What a horrible way to live? He was right of course, history is largely made by those who look for trouble.
Jack’s sage observation reminded of an occasion, many years ago, when someone told me I was afraid of success. I was not sure if she was offering me advice, or intending to be hurtful. It was not, I confess, even clear to me then, what she meant. Who could be afraid of success? Sadly, it took the pain of a relationship breakdown to bring understanding, and Bette Midler’s The Rose, some healing. Thus I learned that the sleeping dreamer never takes a chance, the fearful soul lets life pass it by, and the person afraid of finding trouble never finds anything. Jack would tell me that too, if I could ask him.
Because Jack Sparrow is a dreamer. His dreams are not excessive - riches, love (not necessarily the spiritual kind), a ship to command and a full bottle of rum - but he is always awake to the main chance, and risks life and limb to pursue them. Yet they always elude him, despite his compass, the one that points to what he most desires.
We could all use one of those, right? How much easier life would be if at every one of its crossroads there was a little arrow to point us in the right direction. Compass, compass in my hand, who’s the fairest in the land? Which of these jobs should I take, to bring me fame and riches make?
The trouble, of course, is that Jack’s compass is unreliable. Or is it, is it the compass that’s confused, or Jack?

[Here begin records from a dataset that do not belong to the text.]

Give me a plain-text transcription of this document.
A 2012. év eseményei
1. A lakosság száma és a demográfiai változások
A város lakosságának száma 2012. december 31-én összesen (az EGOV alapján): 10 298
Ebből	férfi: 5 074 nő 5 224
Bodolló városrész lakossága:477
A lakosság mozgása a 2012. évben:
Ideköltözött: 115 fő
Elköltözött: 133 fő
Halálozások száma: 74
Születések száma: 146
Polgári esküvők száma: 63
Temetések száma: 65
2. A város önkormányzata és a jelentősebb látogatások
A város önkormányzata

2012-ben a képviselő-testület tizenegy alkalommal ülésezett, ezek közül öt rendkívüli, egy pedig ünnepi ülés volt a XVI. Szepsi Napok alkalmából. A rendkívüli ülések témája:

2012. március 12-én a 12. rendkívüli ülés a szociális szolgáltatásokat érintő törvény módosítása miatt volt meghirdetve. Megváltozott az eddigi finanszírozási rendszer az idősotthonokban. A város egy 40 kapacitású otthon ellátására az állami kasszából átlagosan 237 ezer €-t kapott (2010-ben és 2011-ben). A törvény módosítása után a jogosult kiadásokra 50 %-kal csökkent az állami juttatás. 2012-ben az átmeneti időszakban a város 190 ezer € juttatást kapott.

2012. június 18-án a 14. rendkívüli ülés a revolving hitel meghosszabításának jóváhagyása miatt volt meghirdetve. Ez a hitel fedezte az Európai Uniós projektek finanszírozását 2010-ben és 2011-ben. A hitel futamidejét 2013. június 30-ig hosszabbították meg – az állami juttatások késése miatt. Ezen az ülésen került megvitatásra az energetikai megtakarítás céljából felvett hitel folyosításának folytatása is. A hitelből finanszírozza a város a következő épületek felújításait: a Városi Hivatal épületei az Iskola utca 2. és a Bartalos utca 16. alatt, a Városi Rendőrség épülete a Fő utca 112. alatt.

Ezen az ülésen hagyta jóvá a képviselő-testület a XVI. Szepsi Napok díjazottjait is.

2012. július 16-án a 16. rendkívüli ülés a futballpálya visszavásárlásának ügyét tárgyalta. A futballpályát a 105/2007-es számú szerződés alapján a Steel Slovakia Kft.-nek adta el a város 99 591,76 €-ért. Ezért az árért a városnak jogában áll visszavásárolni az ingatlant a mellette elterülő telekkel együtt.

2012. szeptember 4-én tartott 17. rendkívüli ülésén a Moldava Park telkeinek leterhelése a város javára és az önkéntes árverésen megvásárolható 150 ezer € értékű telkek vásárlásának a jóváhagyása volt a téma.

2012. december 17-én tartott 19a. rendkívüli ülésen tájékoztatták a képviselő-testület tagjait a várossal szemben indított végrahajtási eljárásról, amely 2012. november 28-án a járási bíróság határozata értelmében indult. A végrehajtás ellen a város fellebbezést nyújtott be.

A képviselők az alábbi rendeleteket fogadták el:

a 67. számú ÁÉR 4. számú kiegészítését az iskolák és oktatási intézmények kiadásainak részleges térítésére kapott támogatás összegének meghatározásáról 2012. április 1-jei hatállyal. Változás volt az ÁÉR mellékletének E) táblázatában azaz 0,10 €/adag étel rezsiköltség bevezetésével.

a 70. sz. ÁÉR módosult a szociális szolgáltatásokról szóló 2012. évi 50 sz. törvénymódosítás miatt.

Or perhaps he’s using the wrong one. Instead of that unreliable, oscillating needle, should he be using the one labelled MORAL COMPASS, that might save him a galleon full of trouble.
Most of us have a MORAL COMPASS, and a damned strait-laced, priggish instrument it is. Very good for keeping one on the straight and narrow path to - where exactly? No, I prefer Jack’s. It might lead me into trouble, but at least I’ll have some fun along the way.

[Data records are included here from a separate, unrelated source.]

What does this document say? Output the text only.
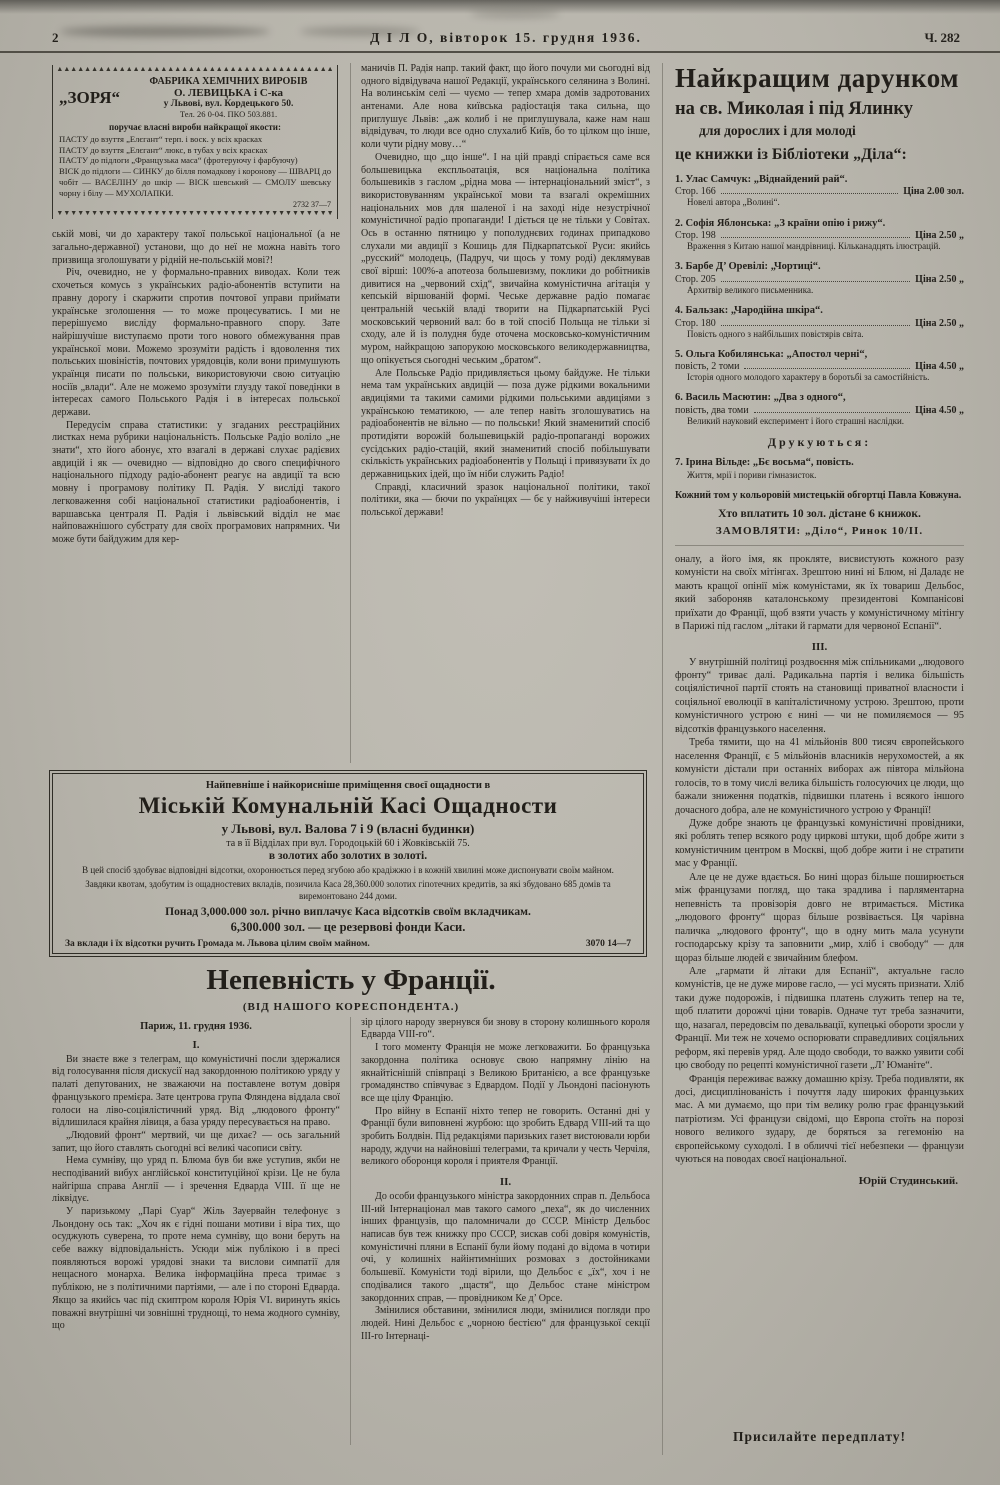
2	Д І Л О, вівторок 15. грудня 1936.	Ч. 282
▲▲▲▲▲▲▲▲▲▲▲▲▲▲▲▲▲▲▲▲▲▲▲▲▲▲▲▲▲▲▲▲▲▲▲▲▲▲▲▲ „ЗОРЯ“
ФАБРИКА ХЕМІЧНИХ ВИРОБІВ
О. ЛЕВИЦЬКА і С-ка
у Львові, вул. Кордецького 50.
Тел. 26 0-04. ПКО 503.881.
поручає власні вироби найкращої якости:

ПАСТУ до взуття „Елєгант“ терп. і воск. у всіх красках

ПАСТУ до взуття „Елєгант“ люкс, в тубах у всіх красках

ПАСТУ до підлоги „Французька маса“ (фротеруючу і фарбуючу)

ВІСК до підлоги — СИНКУ до білля помадкову і коронову — ШВАРЦ до чобіт — ВАСЕЛІНУ до шкір — ВІСК шевський — СМОЛУ шевську чорну і білу — МУХОЛАПКИ.

2732 37—7
▼▼▼▼▼▼▼▼▼▼▼▼▼▼▼▼▼▼▼▼▼▼▼▼▼▼▼▼▼▼▼▼▼▼▼▼▼▼▼▼

ській мові, чи до характеру такої польської національної (а не загально-державної) установи, що до неї не можна навіть того призвища зголошувати у рідній не-польській мові?!

Річ, очевидно, не у формально-правних виводах. Коли теж схочеться комусь з українських радіо-абонентів вступити на правну дорогу і скаржити спротив почтової управи приймати українське зголошення — то може процесуватись. І ми не перерішуємо висліду формально-правного спору. Зате найрішучіше виступаємо проти того нового обмежування прав української мови. Можемо зрозуміти радість і вдоволення тих польських шовіністів, почтових урядовців, коли вони примушують українця писати по польськи, використовуючи свою ситуацію носіїв „влади“. Але не можемо зрозуміти глузду такої поведінки в інтересах самого Польського Радія і в інтересах польської держави.

Передусім справа статистики: у згаданих реєстраційних листках нема рубрики національність. Польське Радіо воліло „не знати“, хто його абонує, хто взагалі в державі слухає радієвих авдицій і як — очевидно — відповідно до свого специфічного національного підходу радіо-абонент реагує на авдиції та всю мовну і програмову політику П. Радія. У висліді такого легковаження собі національної статистики радіоабонентів, і варшавська централя П. Радія і львівський відділ не має найповажнішого субстрату для своїх програмових напрямних. Чи може бути байдужим для кер-

маничів П. Радія напр. такий факт, що його почули ми сьогодні від одного відвідувача нашої Редакції, українського селянина з Волині. На волинськім селі — чуємо — тепер хмара домів задротованих антенами. Але нова київська радіостація така сильна, що приглушує Львів: „аж колиб і не приглушувала, каже нам наш відвідувач, то люди все одно слухалиб Київ, бо то цілком що інше, коли чути рідну мову…“

Очевидно, що „що інше“. І на цій правді спірається саме вся большевицька експльоатація, вся національна політика большевиків з гаслом „рідна мова — інтернаціональний зміст“, з використовуванням української мови та взагалі окремішних національних мов для шаленої і на заході ніде незустрічної комуністичної радіо пропаганди! І діється це не тільки у Совітах. Ось в останню пятницю у пополуднєвих годинах припадково слухали ми авдиції з Кошиць для Підкарпатської Руси: якийсь „русский“ молодець, (Падруч, чи щось у тому роді) деклямував свої вірші: 100%-а апотеоза большевизму, поклики до робітників дивитися на „червоний схід“, звичайна комуністична агітація у кепській віршованій формі. Чеське державне радіо помагає центральній чеській владі творити на Підкарпатській Русі московський червоний вал: бо в той спосіб Польща не тільки зі сходу, але й із полудня буде оточена московсько-комуністичним муром, найкращою запорукою московського великодержавництва, що опікується сьогодні чеським „братом“.

Але Польське Радіо придивляється цьому байдуже. Не тільки нема там українських авдицій — поза дуже рідкими вокальними авдиціями та такими самими рідкими польськими авдиціями з українською тематикою, — але тепер навіть зголошуватись на радіоабонентів не вільно — по польськи! Який знаменитий спосіб протидіяти ворожій большевицькій радіо-пропаганді ворожих сусідських радіо-стацій, який знаменитий спосіб побільшувати скількість українських радіоабонентів у Польщі і привязувати їх до державницьких ідей, що їм ніби служить Радіо!

Справді, класичний зразок національної політики, такої політики, яка — бючи по українцях — бє у найживучіші інтереси польської держави!

Найпевніше і найкорисніше приміщення своєї ощадности в
Міській Комунальній Касі Ощадности
у Львові, вул. Валова 7 і 9 (власні будинки)
та в її Відділах при вул. Городоцькій 60 і Жовківській 75.
в золотих або золотих в золоті.
В цей спосіб здобуває відповідні відсотки, охоронюється перед згубою або крадіжжю і в кожній хвилині може диспонувати своїм майном.
Завдяки квотам, здобутим із ощадностевих вкладів, позичила Каса 28,360.000 золотих гіпотечних кредитів, за які збудовано 685 домів та виремонтовано 244 доми.
Понад 3,000.000 зол. річно виплачує Каса відсотків своїм вкладчикам.
6,300.000 зол. — це резервові фонди Каси.
За вклади і їх відсотки ручить Громада м. Львова цілим своїм майном.	3070 14—7
Непевність у Франції.
(ВІД НАШОГО КОРЕСПОНДЕНТА.)
Париж, 11. грудня 1936.

І.

Ви знаєте вже з телеграм, що комуністичні посли здержалися від голосування після дискусії над закордонною політикою уряду у палаті депутованих, не зважаючи на поставлене вотум довіря французького премієра. Зате центрова група Фляндена віддала свої голоси на ліво-соціялістичний уряд. Від „людового фронту“ відлишилася крайня лівиця, а база уряду пересувається на право.

„Людовий фронт“ мертвий, чи ще дихає? — ось загальний запит, що його ставлять сьогодні всі великі часописи світу.

Нема сумніву, що уряд п. Блюма був би вже уступив, якби не несподіваний вибух англійської конституційної крізи. Це не була найгірша справа Англії — і зречення Едварда VIII. її ще не ліквідує.

У паризькому „Парі Суар“ Жіль Зауервайн телефонує з Льондону ось так: „Хоч як є гідні пошани мотиви і віра тих, що осуджують суверена, то проте нема сумніву, що вони беруть на себе важку відповідальність. Усюди між публікою і в пресі появляються ворожі урядові знаки та вислови симпатії для нещасного монарха. Велика інформаційна преса тримає з публікою, не з політичними партіями, — але і по стороні Едварда. Якщо за якийсь час під скиптром короля Юрія VI. виринуть якісь поважні внутрішні чи зовнішні труднощі, то нема жодного сумніву, що

зір цілого народу звернувся би знову в сторону колишнього короля Едварда VIII-го“.

І того моменту Франція не може легковажити. Бо французька закордонна політика основує свою напрямну лінію на якнайтіснішій співпраці з Великою Британією, а все французьке громадянство співчуває з Едвардом. Події у Льондоні пасіонують все ще цілу Францію.

Про війну в Еспанії ніхто тепер не говорить. Останні дні у Франції були виповнені журбою: що зробить Едвард VIII-ий та що зробить Болдвін. Під редакціями паризьких газет вистоювали юрби народу, ждучи на найновіші телеграми, та кричали у честь Черчіля, великого оборонця короля і приятеля Франції.

ІІ.

До особи французького міністра закордонних справ п. Дельбоса ІІІ-ий Інтернаціонал мав такого самого „пеха“, як до численних інших французів, що паломничали до СССР. Міністр Дельбос написав був теж книжку про СССР, зискав собі довіря комуністів, комуністичні пляни в Еспанії були йому подані до відома в чотири очі, у колишніх найінтимніших розмовах з достойниками большевії. Комуністи тоді вірили, що Дельбос є „їх“, хоч і не сподівалися такого „щастя“, що Дельбос стане міністром закордонних справ, — провідником Ке д’ Орсе.

Змінилися обставини, змінилися люди, змінилися погляди про людей. Нині Дельбос є „чорною бестією“ для французької секції ІІІ-го Інтернаці-

Найкращим дарунком
на св. Миколая і під Ялинку
для дорослих і для молоді
це книжки із Бібліотеки „Діла“:
1. Улас Самчук: „Віднайдений рай“.
Стор. 166	Ціна 2.00 зол.
Новелі автора „Волині“.
2. Софія Яблонська: „З країни опію і рижу“.
Стор. 198	Ціна 2.50 „
Враження з Китаю нашої мандрівниці. Кільканадцять ілюстрацій.
3. Барбе Д’ Оревілі: „Чортиці“.
Стор. 205	Ціна 2.50 „
Архитвір великого письменника.
4. Бальзак: „Чародійна шкіра“.
Стор. 180	Ціна 2.50 „
Повість одного з найбільших повістярів світа.
5. Ольга Кобилянська: „Апостол черні“,
повість, 2 томи	Ціна 4.50 „
Історія одного молодого характеру в боротьбі за самостійність.
6. Василь Масютин: „Два з одного“,
повість, два томи	Ціна 4.50 „
Великий науковий експеримент і його страшні наслідки.
Друкуються:
7. Ірина Вільде: „Бє восьма“, повість.
Життя, мрії і пориви гімназисток.
Кожний том у кольоровій мистецькій обгортці Павла Ковжуна.
Хто вплатить 10 зол. дістане 6 книжок.
ЗАМОВЛЯТИ: „Діло“, Ринок 10/ІІ.

оналу, а його імя, як прокляте, висвистують кожного разу комуністи на своїх мітінгах. Зрештою нині ні Блюм, ні Даладє не мають кращої опінії між комуністами, як їх товариш Дельбос, який забороняв каталонському президентові Компанісові приїхати до Франції, щоб взяти участь у комуністичному мітінгу в Парижі під гаслом „літаки й гармати для червоної Еспанії“.

ІІІ.

У внутрішній політиці роздвоєння між спільниками „людового фронту“ триває далі. Радикальна партія і велика більшість соціялістичної партії стоять на становищі приватної власности і соціяльної еволюції в капіталістичному устрою. Зрештою, проти комуністичного устрою є нині — чи не помиляємося — 95 відсотків французького населення.

Треба тямити, що на 41 мільйонів 800 тисяч європейського населення Франції, є 5 мільйонів власників нерухомостей, а як комуністи дістали при останніх виборах аж півтора мільйона голосів, то в тому числі велика більшість голосуючих це люди, що бажали зниження податків, підвишки платень і всякого іншого дочасного добра, але не комуністичного устрою у Франції!

Дуже добре знають це французькі комуністичні провідники, які роблять тепер всякого роду циркові штуки, щоб добре жити з комуністичним центром в Москві, щоб добре жити і не стратити мас у Франції.

Але це не дуже вдається. Бо нині щораз більше поширюється між французами погляд, що така зрадлива і парляментарна непевність та провізорія довго не втримається. Містика „людового фронту“ щораз більше розвівається. Ця чарівна паличка „людового фронту“, що в одну мить мала усунути господарську крізу та заповнити „мир, хліб і свободу“ — для щораз більше людей є звичайним блефом.

Але „гармати й літаки для Еспанії“, актуальне гасло комуністів, це не дуже мирове гасло, — усі мусять признати. Хліб таки дуже подорожів, і підвишка платень служить тепер на те, щоб платити дорожчі ціни товарів. Одначе тут треба зазначити, що, назагал, передовсім по девальвації, купецькі обороти зросли у Франції. Ми теж не хочемо оспорювати справедливих соціяльних реформ, які перевів уряд. Але щодо свободи, то важко уявити собі цю свободу по рецепті комуністичної газети „Л’ Юманіте“.

Франція переживає важку домашню крізу. Треба подивляти, як досі, дисциплінованість і почуття ладу широких французьких мас. А ми думаємо, що при тім велику ролю грає французький патріотизм. Усі французи свідомі, що Европа стоїть на порозі нового великого зудару, де боряться за гегемонію на європейському суходолі. І в обличчі тієї небезпеки — французи чуються на поводах своєї національної.

Юрій Студинський.
Присилайте передплату!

The problem, though - if it is a problem - is not with the compass, it’s with Jack. Does he really know what he most desires? “Aye, there’s the rub,” as the vacillating Dane said. The trouble is Jack wants it all, no wonder the poor needle is confused.
Or does he?
It seems to me that Jack enjoys the search as much as the possibility of finding riches. I just cannot imagine him settled down to a life of pampered luxury, all heart’s desires fulfilled, his sword rusting in the corner and the compass collecting dust on a Louis XIV dresser. Not Jack; his soul feeds on adventure. He needs to feel the trade-wind in his dreadlocks, the kick of the wheel in his hand, the taste of the last of the rum on his lips. For, ultimately, success cannot be measured in doubloons and pieces of eight, but only in the manner and persistence of the search, to whatever destination it leads.
I might not be able to join him, but at least I can sit at my desk, dreaming of the sea, writing my tales and imagining the troubles I would look for if only I had Jack’s compass to help me find them.